4.2. Fish Sample Collection
The study was conducted in accordance with the ARVO Statement for the Use of Animals in Ophthalmic and Vision Research and the European Union Directive 2010/63/EU on the protection of animals used for scientific purposes, and with the ethical approval from the International Tomography Center (ECITC-2017-02). No special permission from the national or local authorities is required.
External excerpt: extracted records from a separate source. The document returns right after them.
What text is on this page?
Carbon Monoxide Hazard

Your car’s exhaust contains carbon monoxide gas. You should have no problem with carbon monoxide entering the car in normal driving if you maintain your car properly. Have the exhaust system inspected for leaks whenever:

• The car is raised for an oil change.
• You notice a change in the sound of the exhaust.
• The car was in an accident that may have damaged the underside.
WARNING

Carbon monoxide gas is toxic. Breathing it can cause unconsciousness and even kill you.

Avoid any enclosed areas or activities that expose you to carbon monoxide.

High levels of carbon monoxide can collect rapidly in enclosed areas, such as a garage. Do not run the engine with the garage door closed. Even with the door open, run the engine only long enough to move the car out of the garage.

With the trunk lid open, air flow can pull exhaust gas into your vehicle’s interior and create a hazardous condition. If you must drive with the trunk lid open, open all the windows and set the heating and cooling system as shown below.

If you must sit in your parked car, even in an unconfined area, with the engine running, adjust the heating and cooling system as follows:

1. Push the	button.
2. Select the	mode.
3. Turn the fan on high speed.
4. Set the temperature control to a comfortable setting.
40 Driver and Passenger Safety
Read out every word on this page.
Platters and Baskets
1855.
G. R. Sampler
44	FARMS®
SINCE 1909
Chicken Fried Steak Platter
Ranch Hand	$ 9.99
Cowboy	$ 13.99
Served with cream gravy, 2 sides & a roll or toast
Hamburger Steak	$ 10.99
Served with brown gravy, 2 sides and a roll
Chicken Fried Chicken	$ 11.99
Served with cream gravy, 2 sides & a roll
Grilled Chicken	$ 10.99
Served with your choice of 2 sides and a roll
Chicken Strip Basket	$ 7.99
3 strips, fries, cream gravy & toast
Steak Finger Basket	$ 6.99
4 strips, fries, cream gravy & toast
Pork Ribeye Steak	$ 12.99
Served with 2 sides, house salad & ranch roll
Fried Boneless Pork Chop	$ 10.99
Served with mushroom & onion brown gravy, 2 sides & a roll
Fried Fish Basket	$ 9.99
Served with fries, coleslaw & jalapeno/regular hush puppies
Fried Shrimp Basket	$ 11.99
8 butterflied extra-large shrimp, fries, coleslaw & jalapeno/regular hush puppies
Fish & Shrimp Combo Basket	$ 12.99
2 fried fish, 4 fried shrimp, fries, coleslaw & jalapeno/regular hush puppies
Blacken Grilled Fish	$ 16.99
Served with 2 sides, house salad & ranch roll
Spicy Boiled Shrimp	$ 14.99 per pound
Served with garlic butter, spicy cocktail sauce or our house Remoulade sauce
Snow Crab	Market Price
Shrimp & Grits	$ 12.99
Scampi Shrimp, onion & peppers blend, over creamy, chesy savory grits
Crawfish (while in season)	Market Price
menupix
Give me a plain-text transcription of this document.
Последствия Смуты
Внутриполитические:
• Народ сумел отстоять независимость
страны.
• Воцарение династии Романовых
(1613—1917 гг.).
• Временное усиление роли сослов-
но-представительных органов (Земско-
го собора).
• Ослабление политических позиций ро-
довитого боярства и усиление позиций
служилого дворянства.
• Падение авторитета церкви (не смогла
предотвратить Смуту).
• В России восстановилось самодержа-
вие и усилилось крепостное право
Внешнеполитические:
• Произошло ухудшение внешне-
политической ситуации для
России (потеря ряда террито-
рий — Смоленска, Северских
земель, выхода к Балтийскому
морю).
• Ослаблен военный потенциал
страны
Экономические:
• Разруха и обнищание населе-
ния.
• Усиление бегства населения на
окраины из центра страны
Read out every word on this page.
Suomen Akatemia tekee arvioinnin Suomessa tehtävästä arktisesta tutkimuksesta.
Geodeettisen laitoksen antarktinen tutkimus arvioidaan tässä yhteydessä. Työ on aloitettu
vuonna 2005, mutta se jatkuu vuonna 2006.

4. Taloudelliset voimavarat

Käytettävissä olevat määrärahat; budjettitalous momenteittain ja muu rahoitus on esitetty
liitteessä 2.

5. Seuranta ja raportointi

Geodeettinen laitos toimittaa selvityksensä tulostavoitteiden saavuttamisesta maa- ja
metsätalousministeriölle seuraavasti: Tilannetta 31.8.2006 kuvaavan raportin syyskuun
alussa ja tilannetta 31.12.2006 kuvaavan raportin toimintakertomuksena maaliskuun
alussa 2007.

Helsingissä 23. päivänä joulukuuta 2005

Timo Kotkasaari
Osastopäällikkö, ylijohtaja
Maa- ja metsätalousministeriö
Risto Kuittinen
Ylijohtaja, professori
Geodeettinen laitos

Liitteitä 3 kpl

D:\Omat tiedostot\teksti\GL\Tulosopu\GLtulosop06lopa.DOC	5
Pike-perch (Sander lucioperca, body weight 200–300 g) and Siberian roach (Rutilus rutilus lacustris, body weight 80–110 g) were caught in the Ob reservoir: S. lucioperca—in October (n = 8) and February (n = 7); R. rutilus lacustris—in November (n = 10) and February (n = 8). The exact dates and conditions of catching are given in Supplementary Material (Table S1). The fish were killed with a concussive blow to the head immediately after the catching, the lenses and gills were cut from the fish, frozen and kept at −70 °C until analyzed.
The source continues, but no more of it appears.